Un concept
No Art No Street est une série qui appartient au Dasein Projekt, une collection de films imaginée par Estelle Beauvais, vidéaste et documentariste. En 2008, elle débute cette drôle d’aventure : montrer des artistes, au travail, au fil d’événements organisés tout spécialement. Des artistes, in vivo, de Berlin ou de Paris, parfois d’ailleurs.
Was bedeutet Dasein ? C’est une question qu’elle pose à chacun des artistes. Inspirée par Heidegger, "c’est l’idée selon laquelle on n’est rien tout seul. On se construit par rapport au monde, à la vie qu’on traverse, à notre environnement, aux gens qu’on rencontre." Ca, c’est le point de départ. Vient ensuite le Dasein Projekt, les travaux pratiques.
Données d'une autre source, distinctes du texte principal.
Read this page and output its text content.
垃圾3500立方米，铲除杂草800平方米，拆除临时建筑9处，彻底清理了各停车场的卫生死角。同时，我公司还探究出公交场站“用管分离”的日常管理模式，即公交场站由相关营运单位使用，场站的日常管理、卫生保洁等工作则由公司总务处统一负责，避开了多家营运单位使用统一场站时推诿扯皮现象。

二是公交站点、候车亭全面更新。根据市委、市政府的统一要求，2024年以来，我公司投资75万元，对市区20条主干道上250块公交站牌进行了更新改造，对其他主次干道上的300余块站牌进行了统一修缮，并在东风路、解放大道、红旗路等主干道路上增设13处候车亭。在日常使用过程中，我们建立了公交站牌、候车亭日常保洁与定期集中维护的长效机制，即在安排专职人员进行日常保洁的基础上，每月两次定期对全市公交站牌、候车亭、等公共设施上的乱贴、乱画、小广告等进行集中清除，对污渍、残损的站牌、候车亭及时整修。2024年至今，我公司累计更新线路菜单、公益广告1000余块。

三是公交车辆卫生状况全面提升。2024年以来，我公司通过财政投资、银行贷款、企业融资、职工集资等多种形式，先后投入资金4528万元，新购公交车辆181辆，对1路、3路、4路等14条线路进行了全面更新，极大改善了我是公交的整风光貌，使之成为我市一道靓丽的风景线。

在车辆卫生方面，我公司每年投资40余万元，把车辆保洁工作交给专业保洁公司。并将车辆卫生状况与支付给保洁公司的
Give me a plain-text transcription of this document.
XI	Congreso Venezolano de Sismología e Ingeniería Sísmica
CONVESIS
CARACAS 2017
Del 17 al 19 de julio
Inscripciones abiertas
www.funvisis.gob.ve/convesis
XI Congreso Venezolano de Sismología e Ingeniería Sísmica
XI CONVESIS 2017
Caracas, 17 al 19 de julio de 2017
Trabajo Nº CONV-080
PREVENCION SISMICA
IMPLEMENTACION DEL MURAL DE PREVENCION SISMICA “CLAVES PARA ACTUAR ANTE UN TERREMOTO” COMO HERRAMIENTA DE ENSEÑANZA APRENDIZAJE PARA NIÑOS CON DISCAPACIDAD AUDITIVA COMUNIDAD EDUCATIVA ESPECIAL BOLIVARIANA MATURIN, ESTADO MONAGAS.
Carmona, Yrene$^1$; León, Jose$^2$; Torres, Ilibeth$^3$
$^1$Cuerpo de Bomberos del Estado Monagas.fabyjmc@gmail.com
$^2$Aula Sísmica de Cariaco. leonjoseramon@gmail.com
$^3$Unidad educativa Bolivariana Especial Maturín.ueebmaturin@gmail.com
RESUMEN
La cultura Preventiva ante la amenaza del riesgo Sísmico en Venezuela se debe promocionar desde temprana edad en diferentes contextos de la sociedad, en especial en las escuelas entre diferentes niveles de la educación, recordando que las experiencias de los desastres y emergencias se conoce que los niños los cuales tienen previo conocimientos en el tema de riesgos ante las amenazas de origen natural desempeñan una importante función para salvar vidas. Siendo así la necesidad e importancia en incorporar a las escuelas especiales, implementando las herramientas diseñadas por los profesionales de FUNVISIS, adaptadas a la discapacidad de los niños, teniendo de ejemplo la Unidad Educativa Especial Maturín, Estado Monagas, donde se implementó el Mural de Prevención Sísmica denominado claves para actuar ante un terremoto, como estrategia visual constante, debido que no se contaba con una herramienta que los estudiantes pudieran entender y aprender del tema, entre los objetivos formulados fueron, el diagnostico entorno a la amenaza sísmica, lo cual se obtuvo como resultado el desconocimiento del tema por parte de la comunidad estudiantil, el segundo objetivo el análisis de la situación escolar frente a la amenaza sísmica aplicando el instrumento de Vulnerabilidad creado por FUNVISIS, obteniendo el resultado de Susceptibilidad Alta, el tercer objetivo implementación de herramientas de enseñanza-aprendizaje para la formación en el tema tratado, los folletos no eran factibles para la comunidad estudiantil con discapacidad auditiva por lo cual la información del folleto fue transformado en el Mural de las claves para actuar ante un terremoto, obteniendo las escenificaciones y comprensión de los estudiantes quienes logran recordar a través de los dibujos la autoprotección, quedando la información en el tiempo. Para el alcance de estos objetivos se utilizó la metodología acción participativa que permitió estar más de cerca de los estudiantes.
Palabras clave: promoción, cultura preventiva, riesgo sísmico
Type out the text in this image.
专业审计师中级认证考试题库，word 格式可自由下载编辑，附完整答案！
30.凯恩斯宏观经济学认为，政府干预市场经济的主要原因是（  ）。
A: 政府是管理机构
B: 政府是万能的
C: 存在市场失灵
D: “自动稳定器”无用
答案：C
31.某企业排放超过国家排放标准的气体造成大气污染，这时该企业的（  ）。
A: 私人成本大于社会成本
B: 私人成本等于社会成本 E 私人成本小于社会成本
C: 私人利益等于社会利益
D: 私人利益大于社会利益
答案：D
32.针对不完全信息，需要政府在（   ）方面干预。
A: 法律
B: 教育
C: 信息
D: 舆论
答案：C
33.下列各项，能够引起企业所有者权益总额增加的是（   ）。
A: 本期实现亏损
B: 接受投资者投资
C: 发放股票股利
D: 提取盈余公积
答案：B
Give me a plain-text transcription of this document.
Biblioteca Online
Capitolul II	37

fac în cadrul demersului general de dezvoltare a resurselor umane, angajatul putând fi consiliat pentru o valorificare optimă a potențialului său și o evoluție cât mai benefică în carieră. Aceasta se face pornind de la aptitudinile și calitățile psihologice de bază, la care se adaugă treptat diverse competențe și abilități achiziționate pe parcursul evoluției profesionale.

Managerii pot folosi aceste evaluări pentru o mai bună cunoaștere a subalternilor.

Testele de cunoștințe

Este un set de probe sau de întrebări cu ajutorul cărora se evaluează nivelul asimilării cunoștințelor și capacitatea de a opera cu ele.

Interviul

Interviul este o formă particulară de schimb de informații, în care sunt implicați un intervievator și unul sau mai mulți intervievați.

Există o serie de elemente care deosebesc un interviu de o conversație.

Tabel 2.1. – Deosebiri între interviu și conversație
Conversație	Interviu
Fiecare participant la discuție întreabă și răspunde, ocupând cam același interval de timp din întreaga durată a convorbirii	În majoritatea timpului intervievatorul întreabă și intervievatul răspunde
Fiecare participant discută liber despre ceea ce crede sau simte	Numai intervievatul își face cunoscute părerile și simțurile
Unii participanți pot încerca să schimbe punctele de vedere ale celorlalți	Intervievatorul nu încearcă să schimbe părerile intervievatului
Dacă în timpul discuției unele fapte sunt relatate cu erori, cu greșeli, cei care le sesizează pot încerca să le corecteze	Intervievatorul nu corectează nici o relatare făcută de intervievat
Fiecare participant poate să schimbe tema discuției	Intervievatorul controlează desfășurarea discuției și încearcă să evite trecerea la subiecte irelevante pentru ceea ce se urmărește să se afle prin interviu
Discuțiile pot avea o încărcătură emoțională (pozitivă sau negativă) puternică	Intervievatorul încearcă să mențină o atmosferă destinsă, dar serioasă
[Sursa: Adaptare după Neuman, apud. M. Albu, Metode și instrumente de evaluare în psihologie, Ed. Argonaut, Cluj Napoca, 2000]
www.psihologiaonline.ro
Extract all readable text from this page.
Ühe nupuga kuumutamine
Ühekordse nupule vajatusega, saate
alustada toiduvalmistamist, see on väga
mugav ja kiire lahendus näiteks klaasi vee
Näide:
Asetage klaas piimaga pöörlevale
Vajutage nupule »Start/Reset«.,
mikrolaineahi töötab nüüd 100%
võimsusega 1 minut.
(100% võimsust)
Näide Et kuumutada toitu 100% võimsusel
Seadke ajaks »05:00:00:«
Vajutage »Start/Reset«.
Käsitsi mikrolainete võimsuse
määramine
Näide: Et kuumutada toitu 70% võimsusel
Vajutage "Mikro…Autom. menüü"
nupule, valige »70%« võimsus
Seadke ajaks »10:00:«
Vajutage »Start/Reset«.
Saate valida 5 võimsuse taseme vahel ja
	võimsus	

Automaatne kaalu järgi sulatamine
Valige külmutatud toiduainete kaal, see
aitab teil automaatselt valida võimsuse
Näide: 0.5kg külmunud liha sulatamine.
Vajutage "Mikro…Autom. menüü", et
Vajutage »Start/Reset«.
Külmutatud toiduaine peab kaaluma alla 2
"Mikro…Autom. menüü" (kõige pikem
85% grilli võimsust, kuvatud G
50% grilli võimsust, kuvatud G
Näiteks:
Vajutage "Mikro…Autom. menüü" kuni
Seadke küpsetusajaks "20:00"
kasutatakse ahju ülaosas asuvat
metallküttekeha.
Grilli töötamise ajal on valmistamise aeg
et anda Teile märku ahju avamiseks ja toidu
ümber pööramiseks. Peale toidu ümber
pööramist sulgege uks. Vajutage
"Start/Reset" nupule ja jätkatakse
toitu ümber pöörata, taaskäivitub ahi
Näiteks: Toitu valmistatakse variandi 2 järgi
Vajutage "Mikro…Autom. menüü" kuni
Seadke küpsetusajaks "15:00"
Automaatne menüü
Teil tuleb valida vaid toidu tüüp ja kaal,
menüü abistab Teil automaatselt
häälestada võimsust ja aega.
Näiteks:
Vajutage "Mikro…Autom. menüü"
Citazine s’est intéressé à cet objet protéiforme à l’occasion de la sortie du dernier volet de la collection No Art No Street, Akt 3. Le pitch : des artistes qui se connaissent peu ou pas, se réunissent pour élaborer et peindre, en commun, un mur. Raby Florence Fofana, Nina Pigalies, Mawil, SP38… Graphistes, coloristes, affichistes, peintres, on a découvert du monde. Et on a retrouvé Emmanuelle Esther, du Collectif France Tricot, qu’on aime beaucoup à Citazine.
Le mur
Il est partout. Il est le point de repère de cette déambulation urbaine. Chaque film montre une performance autour d’un mur. Des artistes lui font face et vont le transformer. Les films, ryhtmés par les interviews des artistes, montrent comment le mur est transformé en tableau, en œuvre d’art. Comment les artistes ont collaboré pour, ensemble, créer une œuvre commune : même moment, même volonté, même énergie. "C’est très touchant d’assister en direct au processus de création." Montrer au public ce processus et tout simpement assister à la naissance d’une oeuvre, c’est aussi l’objectif de No Art No Street.
Le réseau
C’est à ce moment que l’idée d’Estelle Beauvais devient un véritable laboratoire d’observation de l’être humain, in vivo. "Ces artistes, dans l’acte trois, avaient l’habitude de travailler seuls. Au début, c’était difficile." Estelle Beauvais tourne et retourne son sujet pour capter "la capacité des hommes à travailler ensemble, à collaborer à un même objectif". Dans le cas d’un mur, un espace public, urbain, plusieurs artistes contribuent à le transformer en tableau, agissent en même temps, ou pas. Plusieurs interventions, un seul tableau. "Ils peuvent se faire des clins d’oeil, c’est aussi comme ça les réseaux se créent."
Au centre du projet Dasein, on retrouve le réseau, l’ensemble des petits réseaux qui forment un seul et même système. Les artistes de No Art No Street ne sont ps des têtes d’affiche, et pourtant… "Ce sont des artistes que j’aime, je voulais aussi contribuer à mettre leur travail en lumière." Elle devient alors un chaînon du réseau. Grâce à elle, deux artistes se découvrent et veulent travailler ensemble. A eux trois, ils forment déjà un réseau. "Les petites interventions, ça ne sert à rien, le réseau, c’est la force."
Pas de Street Art
No Art No Street, ce n’est pas du street art. La vidéaste ne voulait pas filmer le Street Art, mais "les liens entre l’art et la rue". Alors oui, les artistes de No Art No Street interviennent sur des murs mais ils ne font pas partie de la scène Street Art. "C’est une scène communautaire, avec des codes précis. Une scène dont ne font pas partie les artistes présentés dans No Art No Street, ils ne s’y reconnaissent pas."
Les participants ont beau ne pas venir du Street Art, ils sont tous imprégnés, pénétrés par la rue, la ville. "Ce ne sont pas des gens qui prennent une place sur un mur mais surtout des gens très sensibles à l’espace urbain." Cette ville, énergique, mobile, impulsive, qui inspire.
Encore un dernier acte pour No Art No Street, Akt 4, et le projet Dasein sera bouclé. Un dernier mur, situé rue Desnoyer dans le quartier de Belleville, à Paris cette fois. Encore des rencontres, un réseau, des réseaux, et une dernière oeuvre commune.